Um Rei Exorcista, por André Bandeira


Estranho título este. Ficava mais elegante chamar-lhe taumaturgo. Assim, parece uma mistura de irredentismo miguelista com aquele filme que passou nos cinemas há uns anos. Dizem-me que tenho a mania do Diabo, mas não falo agora de mim.

Sim, um rei exorcista que exorcizasse o mal-estar, a secura e a falta de esperança a que chegou a política portuguesa, que dissesse que o céu não é o único limite a qualquer louco ambicioso. Um Rei que nos protegesse dos excessos da política, em quem um acontecimento familiar fosse como um momento à lareira da alma que é o Presépio, mesmo para aqueles que nunca terão um família ou que nunca a tiveram.
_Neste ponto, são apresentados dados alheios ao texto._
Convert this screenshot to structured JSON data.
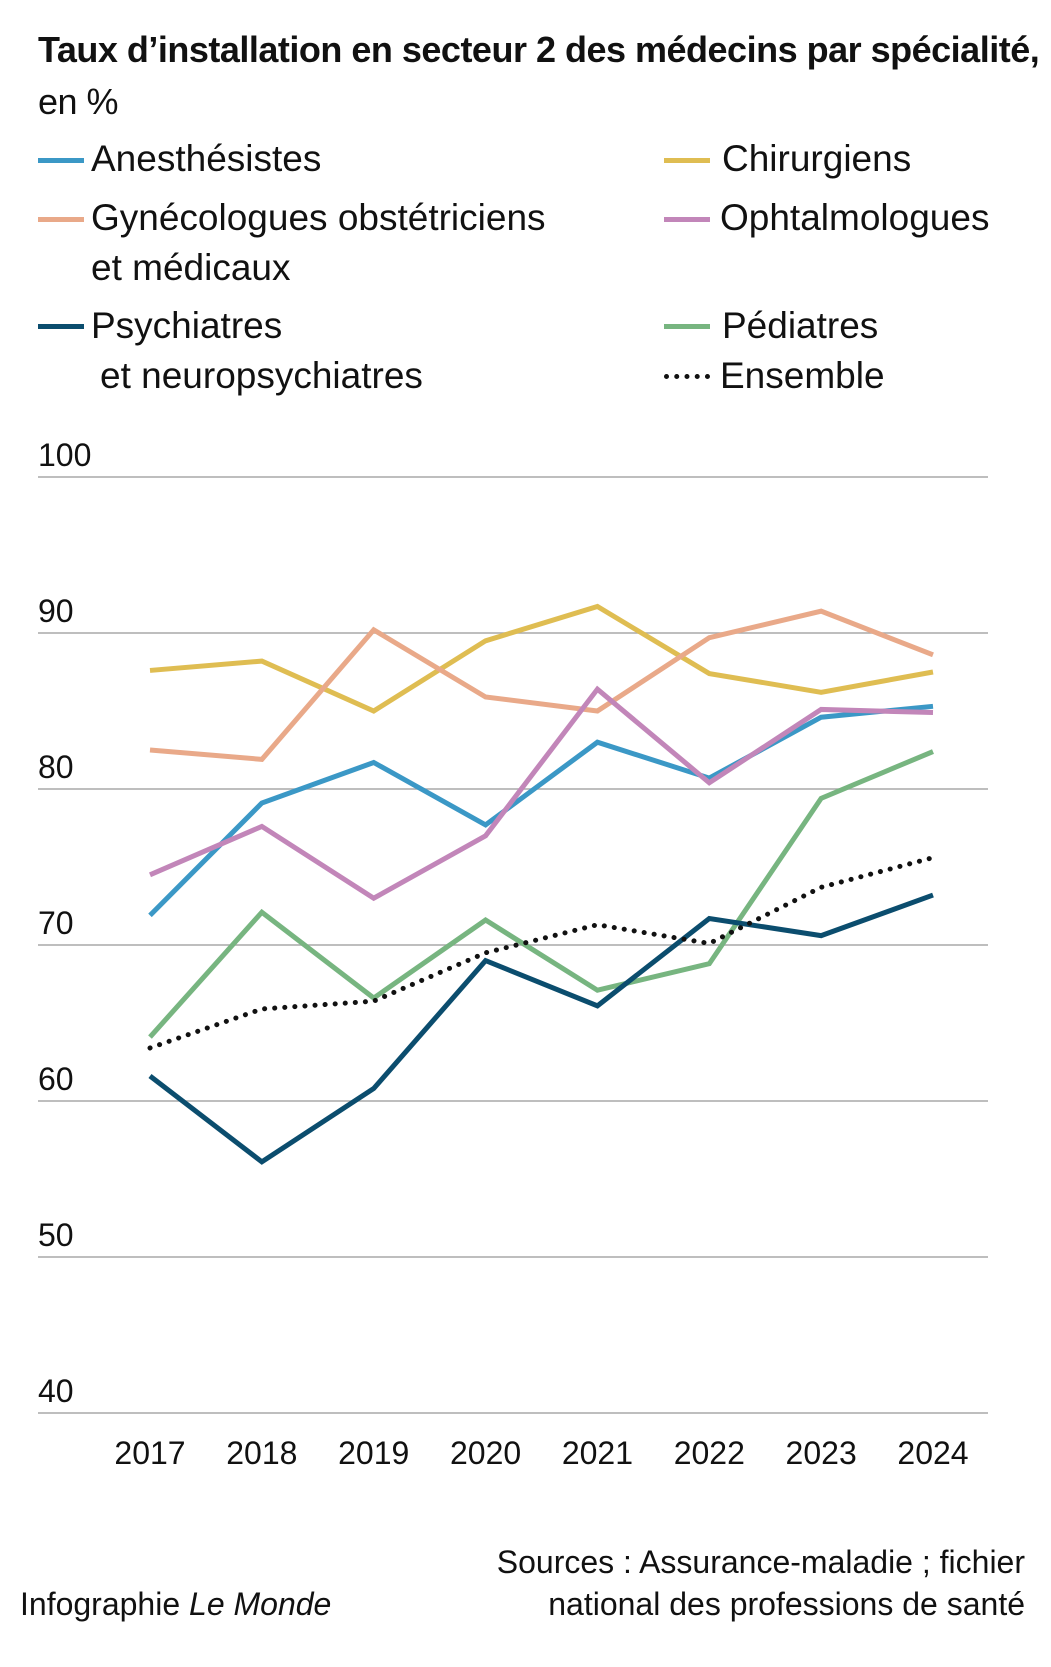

Sim, um Rei que nascesse e morresse como uma Era da Pátria, que não passasse à tangente, um Rei que nascesse e morresse como um longo dia de Verão. E um Homem ou uma Mulher que soubessem caber dentro desse nome de Rei.

Um Rei que ensinasse que não vale tudo para conquistar e manter o Poder e que por mais que se lavre, há que deixar repousar umas árvores antigas ao lado do campo. Um Rei levado em ombros, mesmo que o povo da aldeia tivesse que ir buscar uma velha árvore arrancada pelas necessidades do desenvolvimento e a voltasse a plantar no mesmo sítio, esperando pacientemente que ela voltasse a florir. Para que os amantes desavindos, quando passassem por lá, se lembrassem que, um dia, tinham lá gravado um coração, com o nome de um, à direita, e o nome do outro, à esquerda. Para que o velho burro se lembrasse que aquela era a árvore ao lado da estrada, pouco antes da velha Igreja, a uns passos da velha casa em ruínas.

Si, um Rei Exorcista, pelo qual valesse a pena morrer de boca aberta a cantar, ou sentar-se na cadeira de torturas e, mesmo sem dentes, nem olhos, não abrir a boca para nunca pronunciar o doce nome dos camaradas, como sombras antigas duma recordação de infância.

Um Rei por quem Zé do Tilhado e João Brandão, saíssem da fila, com um passo em frente, barbados e sujos, resplandecendo ao sol.

Um Rei, que como todos os escravos, no chão, disseram " Eu sou Spartacus".

Sim, um Rei que me atasse ao leme, mais forte que o monstrengo que minha alma teme e dizer "El-Rei", ou "Ré", fosse tão doce como dizer " Liberdade".